The Life and Times of Naked House

Naked House was not always known as Naked House, of course; as with all matters of this nature, Naked House came into its own like a confused high schooler drifting from clique to clique in hopes of belonging. According to Craig Southern, the building was once known as Harambe House and housed people interested in black and African culture, though he admits it "hasn't been Harambe House for a few years now." During Homecoming 2007, several drunken alumni stumbled into Naked House and informed the residents that during the '01-'02 school year, it had been known as "the Fun Hut."

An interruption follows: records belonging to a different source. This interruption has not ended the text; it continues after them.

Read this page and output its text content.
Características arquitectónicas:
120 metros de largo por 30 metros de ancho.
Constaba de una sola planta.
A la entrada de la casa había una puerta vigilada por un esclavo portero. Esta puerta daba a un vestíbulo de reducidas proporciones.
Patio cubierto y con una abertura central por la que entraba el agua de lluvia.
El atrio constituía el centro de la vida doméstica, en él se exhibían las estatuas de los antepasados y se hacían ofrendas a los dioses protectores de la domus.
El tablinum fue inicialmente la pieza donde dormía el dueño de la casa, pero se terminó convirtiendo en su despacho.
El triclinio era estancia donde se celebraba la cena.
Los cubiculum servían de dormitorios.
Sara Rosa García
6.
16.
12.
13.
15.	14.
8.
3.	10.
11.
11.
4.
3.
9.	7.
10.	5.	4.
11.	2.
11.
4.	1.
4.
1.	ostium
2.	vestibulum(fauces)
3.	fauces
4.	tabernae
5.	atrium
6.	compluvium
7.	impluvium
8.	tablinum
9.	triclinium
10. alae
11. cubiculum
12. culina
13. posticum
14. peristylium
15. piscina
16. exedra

As of the '06-'07 school year, the house at 270 W. Tompkins was known as Habitat House, as in Habitat for Humanity. This period in the house's history was turbulent, and during the month of May 2007, the house was broken into.

Eyes Toward the Future

For the duration of the '07-'08 school year, Naked House will officially be named and instituted by its new residents, a truly charming and amiable group of students who will surely be loved by the Knox populace for years to come.

Naked House Residents

2007-2008 Sara Belger, Tasha Coryell, Daniel Dyrda, Tony Hahn, Andrea Johnston, Laura Miller, Julia Ricciardi, Allison Smith, Caitlin Tegenfeldt, and Jennie Zavacos.

The Bar

A bar of once mysterious origins has existed in the Naked House living room for quite some time. It was revealed by the previously mentioned alumni that they had been the ones responsible for the building of the bar, which cost a thousand dollars to construct. According to the alumni, the bar went through sixty-nine kegs during their tenure in the house. The bar was a central feature of parties throughout the year, one of which resulted in the living room floor dropping approximately one foot; the beams supporting the floor being broken under the sheer weight of the party-goers. Also, some current residents have hidden their shameful nudity behind the bar on at least one occasion.

Naked House Philosophy

As might be expected, the title of "Naked House" has stirred a small bit of controversy. What do they mean by "naked?" Do the residents share a naturalist philosphy and simply stroll about their home in the buff? Are they simply avid drinkers of Naked Juice? Or do they, as the photo for their Facebook group suggests, have an affinity for the strange and unsettling naked mole rat? Unfortunately for the college community, answers are sparse in coming. The Facebook group confirms that, yes, there will be nudity in the house, but if it goes beyond such necessary nakedness as showering and changing clothes, no one is quite sure. One resident of Naked House speculates that, unless concrete information is not spread to the community at large soon, "we can expect to see a rise in voyeuristic crimes."